コンクリート打設 事前準備がしっかりすると、品質も段取りも安定します。ここでは原因から対策、手順までを一気に整理します。短いチェックで迷いを減らし、ムダな手戻りをなくしましょう。
なぜ不具合が出るのか|原因を先に知る
不具合の多くは情報の食い違いと段取り不足です。配合やスランプ(やわらかさ)の認識差、打設順序の共有漏れ、人数や道具の不足が重なります。天候や外気温の読み違いも意外と効きます。
もう一つは動線です。ポンプ車の設置や圧送経路、通路の確保が甘いと、コンクリートの滞留が起きます。運搬が止まると打ち重ね時間が延び、打継ぎ線が出やすくなります。
最後は検査の抜けです。型枠や鉄筋、かぶり、スリーブ位置の事前確認が薄いと、打設中に手直しが発生します。そこでリズムが崩れ、品質と安全へ悪影響が出ます。
事前準備の具体策|チェックリスト化する
準備は人に依存させず、紙と口頭の二段で確実にします。以下をチェックリストにして、前日までに関係者で読み合わせしましょう。

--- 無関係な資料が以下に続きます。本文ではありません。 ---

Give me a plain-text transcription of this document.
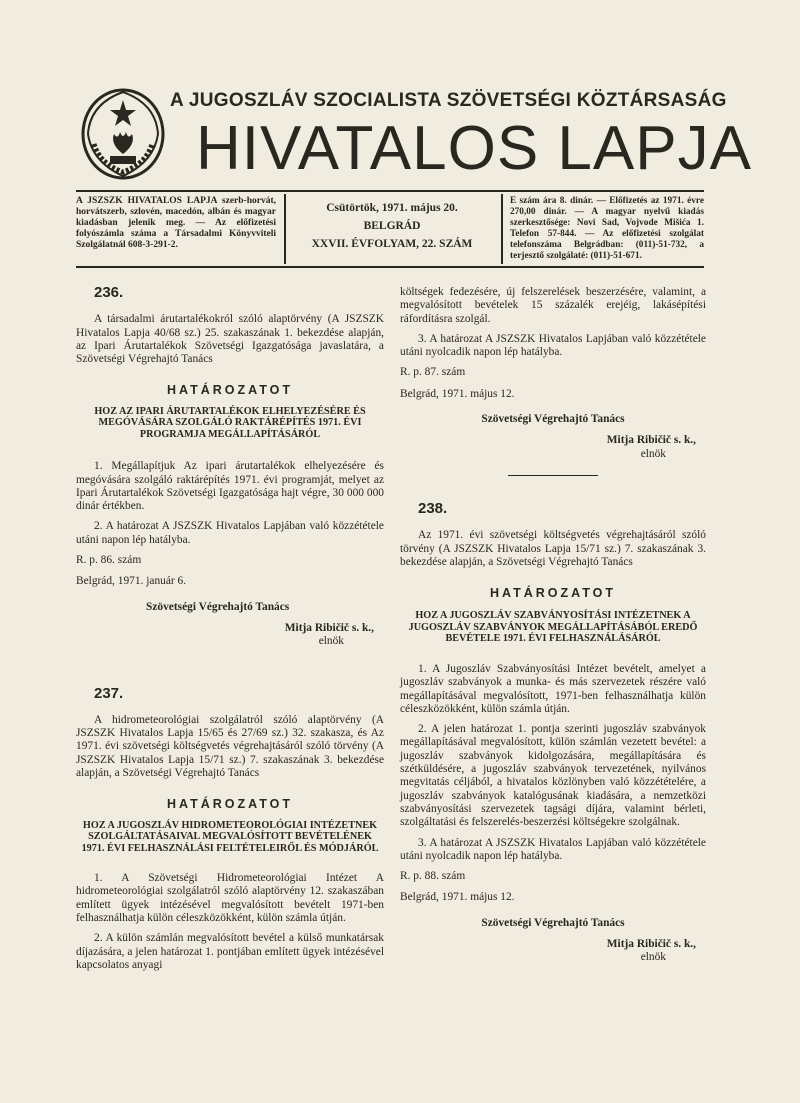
A JUGOSZLÁV SZOCIALISTA SZÖVETSÉGI KÖZTÁRSASÁG
HIVATALOS LAPJA
A JSZSZK HIVATALOS LAPJA szerb-horvát, horvátszerb, szlovén, macedón, albán és magyar kiadásban jelenik meg. — Az előfizetési folyószámla száma a Társadalmi Könyvviteli Szolgálatnál 608-3-291-2.
Csütörtök, 1971. május 20.
BELGRÁD
XXVII. ÉVFOLYAM, 22. SZÁM
E szám ára 8. dinár. — Előfizetés az 1971. évre 270,00 dinár. — A magyar nyelvű kiadás szerkesztősége: Novi Sad, Vojvode Mišića 1. Telefon 57-844. — Az előfizetési szolgálat telefonszáma Belgrádban: (011)-51-732, a terjesztő szolgálaté: (011)-51-671.
236.

A társadalmi árutartalékokról szóló alaptörvény (A JSZSZK Hivatalos Lapja 40/68 sz.) 25. szakaszának 1. bekezdése alapján, az Ipari Árutartalékok Szövetségi Igazgatósága javaslatára, a Szövetségi Végrehajtó Tanács

HATÁROZATOT
HOZ AZ IPARI ÁRUTARTALÉKOK ELHELYEZÉSÉRE ÉS MEGÓVÁSÁRA SZOLGÁLÓ RAKTÁRÉPÍTÉS 1971. ÉVI PROGRAMJA MEGÁLLAPÍTÁSÁRÓL

1. Megállapítjuk Az ipari árutartalékok elhelyezésére és megóvására szolgáló raktárépítés 1971. évi programját, melyet az Ipari Árutartalékok Szövetségi Igazgatósága hajt végre, 30 000 000 dinár értékben.

2. A határozat A JSZSZK Hivatalos Lapjában való közzététele utáni napon lép hatályba.

R. p. 86. szám
Belgrád, 1971. január 6.
Szövetségi Végrehajtó Tanács
Mitja Ribičič s. k.,
elnök
237.

A hidrometeorológiai szolgálatról szóló alaptörvény (A JSZSZK Hivatalos Lapja 15/65 és 27/69 sz.) 32. szakasza, és Az 1971. évi szövetségi költségvetés végrehajtásáról szóló törvény (A JSZSZK Hivatalos Lapja 15/71 sz.) 7. szakaszának 3. bekezdése alapján, a Szövetségi Végrehajtó Tanács

HATÁROZATOT
HOZ A JUGOSZLÁV HIDROMETEOROLÓGIAI INTÉZETNEK SZOLGÁLTATÁSAIVAL MEGVALÓSÍTOTT BEVÉTELÉNEK 1971. ÉVI FELHASZNÁLÁSI FELTÉTELEIRŐL ÉS MÓDJÁRÓL

1. A Szövetségi Hidrometeorológiai Intézet A hidrometeorológiai szolgálatról szóló alaptörvény 12. szakaszában említett ügyek intézésével megvalósított bevételt 1971-ben felhasználhatja külön céleszközökként, külön számla útján.

2. A külön számlán megvalósított bevétel a külső munkatársak díjazására, a jelen határozat 1. pontjában említett ügyek intézésével kapcsolatos anyagi

költségek fedezésére, új felszerelések beszerzésére, valamint, a megvalósított bevételek 15 százalék erejéig, lakásépítési ráfordításra szolgál.

3. A határozat A JSZSZK Hivatalos Lapjában való közzététele utáni nyolcadik napon lép hatályba.

R. p. 87. szám
Belgrád, 1971. május 12.
Szövetségi Végrehajtó Tanács
Mitja Ribičič s. k.,
elnök
238.

Az 1971. évi szövetségi költségvetés végrehajtásáról szóló törvény (A JSZSZK Hivatalos Lapja 15/71 sz.) 7. szakaszának 3. bekezdése alapján, a Szövetségi Végrehajtó Tanács

HATÁROZATOT
HOZ A JUGOSZLÁV SZABVÁNYOSÍTÁSI INTÉZETNEK A JUGOSZLÁV SZABVÁNYOK MEGÁLLAPÍTÁSÁBÓL EREDŐ BEVÉTELE 1971. ÉVI FELHASZNÁLÁSÁRÓL

1. A Jugoszláv Szabványosítási Intézet bevételt, amelyet a jugoszláv szabványok a munka- és más szervezetek részére való megállapításával megvalósított, 1971-ben felhasználhatja külön céleszközökként, külön számla útján.

2. A jelen határozat 1. pontja szerinti jugoszláv szabványok megállapításával megvalósított, külön számlán vezetett bevétel: a jugoszláv szabványok kidolgozására, megállapítására és szétküldésére, a jugoszláv szabványok tervezetének, nyilvános megvitatás céljából, a hivatalos közlönyben való közzétételére, a jugoszláv szabványok katalógusának kiadására, a nemzetközi szabványosítási szervezetek tagsági díjára, valamint bérleti, szolgáltatási és felszerelés-beszerzési költségekre szolgálnak.

3. A határozat A JSZSZK Hivatalos Lapjában való közzététele utáni nyolcadik napon lép hatályba.

R. p. 88. szám
Belgrád, 1971. május 12.
Szövetségi Végrehajtó Tanács
Mitja Ribičič s. k.,
elnök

- 図面と施工計画の整合:配筋・スリーブ・打設順序の確認
- 配合とスランプ:例 18-8-20、スランプ12±2cmの指定
- 数量と車両手配:必要m³、車数、到着間隔(10〜15分)
- ポンプ車と圧送経路:設置位置、ホース長、予備ホース
- 人員配置:打込み、均し、バイブレータ(振動棒)、検査、合図
- 機材:バイブレータ径40mm×2台+予備1、トンボ、レーザー
- 天候対応:暑中・寒中の養生資材、散水・保温の段取り
- 試験体:採取本数、スランプ試験器具の準備
- 安全計画:足場、手すり、立入禁止、合図者の配置
口頭共有は短く回数多めに。3分ブリーフィングを開始前と中間で行い、変更点だけをはっきり言い切ります。標準用語も合わせましょう。たとえばレイタンス(白い粉状のうわずみ)やブリーディング(水上がり)などです。
当日の手順|時系列で迷わない
前日まで
- 型枠・配筋の最終検査:かぶり、スペーサ、セパレータ(金具)の確認
- 受入れ条件の共有:車間、スランプ、空気量、温度の基準
- 機材の動作確認:バイブレータ、レーザー、高周波機器
- 動線テープと看板:立入禁止と合図位置を見える化
開始30分前
- 3分ブリーフィング:打設順序、合図、退避場所
- 安全確認:足場幅、手すり、照度、開口の塞ぎ
- 受入れ試験段取り:スランプコーン、秤、温度計
打設開始〜中盤
- 受入れ試験:スランプ、温度、空気量を記録し合否判定
- 打込みは層厚30〜40cmで均一に。バイブレータは挿入間隔40cm目安
- ホース先の待ちを作らない。運搬と均しのバランスを合図者が調整
- 打ち重ね時間は原則30分以内。遅れそうなら区画を小さく切る
終盤〜直後
- 天端調整:レベラーやスクリー ドで素早く均し
- 仕上げ前の表面水は除去。レイタンスは削り取り
- 養生開始:散水、シート、保温。風と直射日光を遮る
- 片付けと清掃:ホース洗浄の排水処理をルール通りに
現場の具体例|30m³の床スラブ(夏場)
床スラブ150mm厚、面積200m²、計30m³、外気32℃の条件です。ポンプ吐出は25m³/hを想定。車間は12分で手配し、開始から70〜90分で完了を狙います。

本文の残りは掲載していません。